The page, dubbed Diversity Web, was supposed to show how different demographics and racial and gender identities are represented on the social network, but its current version seems to be riddled with inaccuracies and errors.
The diversity web pages on the platform are supposed to provide a “diverse and inclusive” environment for users to express themselves on Facebook, with a goal to help “increase diversity on our platform and in our communities.”
But in practice, the page shows the diversity of the users on Facebook as an uneven spectrum of “a very small number of people” who are also “representatives of many other ethnicities.”
The Diversity Web pages are meant to “show diversity on Facebook,” and it’s “important to remember that the diversity on the diversity webpages is not a perfect representation of the diversity in the world,” says Alex Marlow, a member of the Facebook Diversity team.
“Some people represent all the ethnicities on Facebook in a very, very small percentage of their population,” Marlow told the Daily Dot.
Users can access a number of the Diversity Web sites by going to the “Edit” menu on their profile.
Some of the pages include the user’s name and an avatar, but the profile of someone using the Diversity web page looks completely different than a user who is a member in good standing of the page.
For example, users can access the page of a “person of color” who is not black, Latino, or Asian, Marlow said.
But the Diversity pages show a “very small percentage” of users as “white, male, straight, cisgender, straight Asian, cis, gay, bi, trans, and so on,” Marrow wrote in an email.
A Diversity page with an avatar showing a “white male, cis white male, trans white cis white cis cis cis white, trans and so forth” is not exactly the same as a page with the user listed as “black, brown, brown Asian, black, Asian American, black female, black Asian, Asian, white, Asian-American, Asian female, Asian male, Asian man, Asian woman, Asian women, Native American, Native Hawaiian, Pacific Islander, Pacific islander, Hawaiian, Filipino, Filipino-American.”

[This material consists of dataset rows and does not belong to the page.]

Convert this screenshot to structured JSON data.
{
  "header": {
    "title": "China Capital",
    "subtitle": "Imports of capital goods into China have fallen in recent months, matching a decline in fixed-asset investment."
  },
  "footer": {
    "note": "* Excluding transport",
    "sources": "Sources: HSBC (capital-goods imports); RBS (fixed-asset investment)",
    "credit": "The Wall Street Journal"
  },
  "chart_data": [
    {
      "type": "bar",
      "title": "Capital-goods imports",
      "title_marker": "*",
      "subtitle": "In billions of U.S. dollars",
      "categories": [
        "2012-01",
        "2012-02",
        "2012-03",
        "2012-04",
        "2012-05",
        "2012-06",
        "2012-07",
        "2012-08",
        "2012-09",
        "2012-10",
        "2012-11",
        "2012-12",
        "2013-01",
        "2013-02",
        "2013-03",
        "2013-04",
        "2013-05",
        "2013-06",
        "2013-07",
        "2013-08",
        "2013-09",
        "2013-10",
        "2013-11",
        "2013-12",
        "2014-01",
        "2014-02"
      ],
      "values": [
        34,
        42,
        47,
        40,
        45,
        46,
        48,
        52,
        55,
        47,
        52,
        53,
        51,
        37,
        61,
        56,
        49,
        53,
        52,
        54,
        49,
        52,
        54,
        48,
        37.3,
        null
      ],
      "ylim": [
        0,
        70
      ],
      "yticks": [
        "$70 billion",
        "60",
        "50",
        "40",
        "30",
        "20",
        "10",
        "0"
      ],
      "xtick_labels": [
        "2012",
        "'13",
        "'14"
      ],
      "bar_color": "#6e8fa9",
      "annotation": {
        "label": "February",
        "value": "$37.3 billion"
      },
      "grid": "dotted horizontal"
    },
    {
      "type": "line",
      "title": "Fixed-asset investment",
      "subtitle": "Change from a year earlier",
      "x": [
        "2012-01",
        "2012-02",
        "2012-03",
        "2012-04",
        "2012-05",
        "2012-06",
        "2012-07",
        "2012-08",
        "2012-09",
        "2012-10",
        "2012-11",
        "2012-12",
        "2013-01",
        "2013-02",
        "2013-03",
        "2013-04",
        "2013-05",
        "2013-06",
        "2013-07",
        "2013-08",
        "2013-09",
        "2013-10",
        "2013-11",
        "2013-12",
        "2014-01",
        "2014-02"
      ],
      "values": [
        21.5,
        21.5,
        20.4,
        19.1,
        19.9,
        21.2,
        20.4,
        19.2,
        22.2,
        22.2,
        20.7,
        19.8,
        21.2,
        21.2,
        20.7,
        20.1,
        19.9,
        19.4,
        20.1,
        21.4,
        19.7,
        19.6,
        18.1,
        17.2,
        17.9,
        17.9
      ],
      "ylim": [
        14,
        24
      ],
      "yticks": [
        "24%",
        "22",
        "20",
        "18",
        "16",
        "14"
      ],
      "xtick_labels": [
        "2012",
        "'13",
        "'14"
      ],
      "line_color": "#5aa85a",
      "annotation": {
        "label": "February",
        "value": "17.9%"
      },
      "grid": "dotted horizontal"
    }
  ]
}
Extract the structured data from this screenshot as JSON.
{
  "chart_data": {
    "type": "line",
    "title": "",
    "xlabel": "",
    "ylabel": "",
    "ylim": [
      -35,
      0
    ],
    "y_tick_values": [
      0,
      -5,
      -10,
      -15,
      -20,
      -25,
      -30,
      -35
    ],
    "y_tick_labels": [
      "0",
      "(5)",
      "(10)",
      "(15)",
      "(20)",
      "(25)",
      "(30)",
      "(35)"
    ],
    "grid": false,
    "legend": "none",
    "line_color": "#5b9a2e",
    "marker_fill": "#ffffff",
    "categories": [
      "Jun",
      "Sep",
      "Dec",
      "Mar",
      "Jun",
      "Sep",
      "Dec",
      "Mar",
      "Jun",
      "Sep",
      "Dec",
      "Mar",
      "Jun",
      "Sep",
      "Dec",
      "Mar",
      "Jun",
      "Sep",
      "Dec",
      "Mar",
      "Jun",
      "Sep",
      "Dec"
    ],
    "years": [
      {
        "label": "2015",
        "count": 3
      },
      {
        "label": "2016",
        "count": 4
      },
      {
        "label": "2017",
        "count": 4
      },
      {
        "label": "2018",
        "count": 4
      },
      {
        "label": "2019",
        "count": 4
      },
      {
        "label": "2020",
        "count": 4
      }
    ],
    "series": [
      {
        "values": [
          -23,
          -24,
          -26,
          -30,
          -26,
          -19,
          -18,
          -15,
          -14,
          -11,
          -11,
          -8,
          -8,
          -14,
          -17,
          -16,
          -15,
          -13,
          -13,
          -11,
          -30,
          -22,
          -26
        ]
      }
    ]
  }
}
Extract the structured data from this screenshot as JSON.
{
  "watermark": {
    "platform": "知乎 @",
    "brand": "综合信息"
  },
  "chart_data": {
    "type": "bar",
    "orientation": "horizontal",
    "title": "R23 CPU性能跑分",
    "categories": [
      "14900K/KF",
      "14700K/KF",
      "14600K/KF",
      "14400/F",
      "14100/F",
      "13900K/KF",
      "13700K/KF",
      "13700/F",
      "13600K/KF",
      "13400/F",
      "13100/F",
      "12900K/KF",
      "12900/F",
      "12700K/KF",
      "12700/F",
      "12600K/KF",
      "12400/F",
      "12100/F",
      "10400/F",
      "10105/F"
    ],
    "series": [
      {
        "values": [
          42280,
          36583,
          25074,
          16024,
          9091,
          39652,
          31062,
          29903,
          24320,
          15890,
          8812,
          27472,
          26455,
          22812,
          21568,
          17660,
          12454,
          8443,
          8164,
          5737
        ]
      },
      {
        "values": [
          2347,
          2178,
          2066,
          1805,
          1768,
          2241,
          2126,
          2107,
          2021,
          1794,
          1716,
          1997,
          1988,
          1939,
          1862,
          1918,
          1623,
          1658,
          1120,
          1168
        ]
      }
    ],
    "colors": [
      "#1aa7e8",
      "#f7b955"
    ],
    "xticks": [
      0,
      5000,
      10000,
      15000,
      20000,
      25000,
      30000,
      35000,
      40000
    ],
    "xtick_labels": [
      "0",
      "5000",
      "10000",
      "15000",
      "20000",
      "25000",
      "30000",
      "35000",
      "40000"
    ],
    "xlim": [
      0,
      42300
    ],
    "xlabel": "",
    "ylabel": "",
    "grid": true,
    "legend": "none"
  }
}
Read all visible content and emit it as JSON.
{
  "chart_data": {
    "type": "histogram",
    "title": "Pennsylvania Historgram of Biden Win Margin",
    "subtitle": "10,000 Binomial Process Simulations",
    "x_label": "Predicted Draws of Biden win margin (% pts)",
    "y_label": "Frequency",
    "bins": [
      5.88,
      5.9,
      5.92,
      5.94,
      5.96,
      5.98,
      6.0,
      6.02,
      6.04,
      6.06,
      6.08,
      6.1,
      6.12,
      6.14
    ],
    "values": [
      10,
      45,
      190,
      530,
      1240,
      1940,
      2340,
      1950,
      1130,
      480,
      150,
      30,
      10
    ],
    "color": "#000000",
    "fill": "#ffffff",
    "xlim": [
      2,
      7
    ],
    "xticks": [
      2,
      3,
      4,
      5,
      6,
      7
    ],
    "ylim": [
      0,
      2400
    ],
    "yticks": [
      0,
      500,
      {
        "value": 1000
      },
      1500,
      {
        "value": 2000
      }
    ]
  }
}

Marlow says that the page is currently in “internal testing,” but it’s not clear when the page will be fixed.
It’s not the first time that Facebook has seen some problems with its diversity web sites.
In April, Facebook users reported that the Diversity website displayed a black woman as white on the page, which had an avatar of a white man.

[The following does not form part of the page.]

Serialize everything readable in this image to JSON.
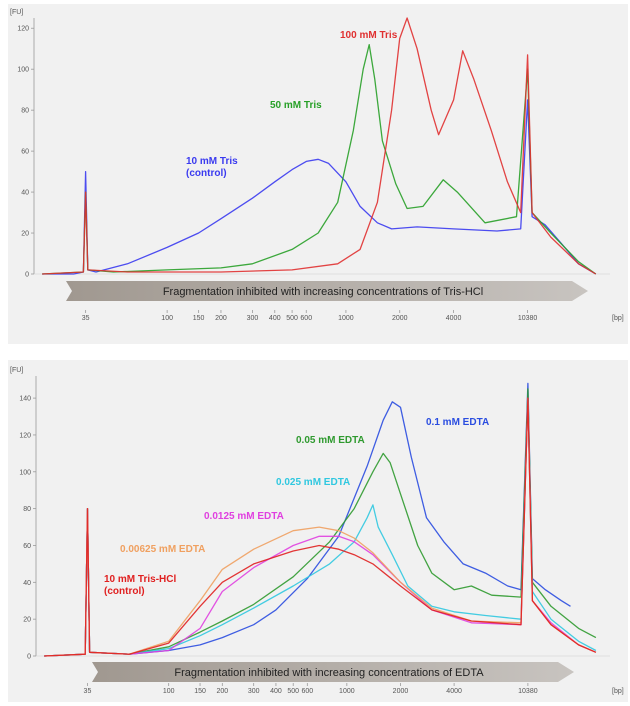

Facebook said at the time that the issue had been addressed, and the page had been redesigned to show a user’s avatar in a different color.
Marlow told the New York Times that the redesigns have been “very, very difficult,” adding that the team has “no intention of putting the diversity team back in a position where they’re not as engaged.”
In a statement to the Daily Advertiser, Facebook said that the company has “always done our part to make our community as inclusive as possible.”
“The diversity team is working on the redesign to improve the site,” the statement said.
“We have made many improvements in recent months and are continuing to make improvements as we continue to add more people.”
It also said that “in light of these ongoing efforts, we are no longer updating our site to include a diversity page.”
Marrlow told The Daily Dot that he has since been able to access the new Diversity web pages, and that he is “surprised at how poorly they look.”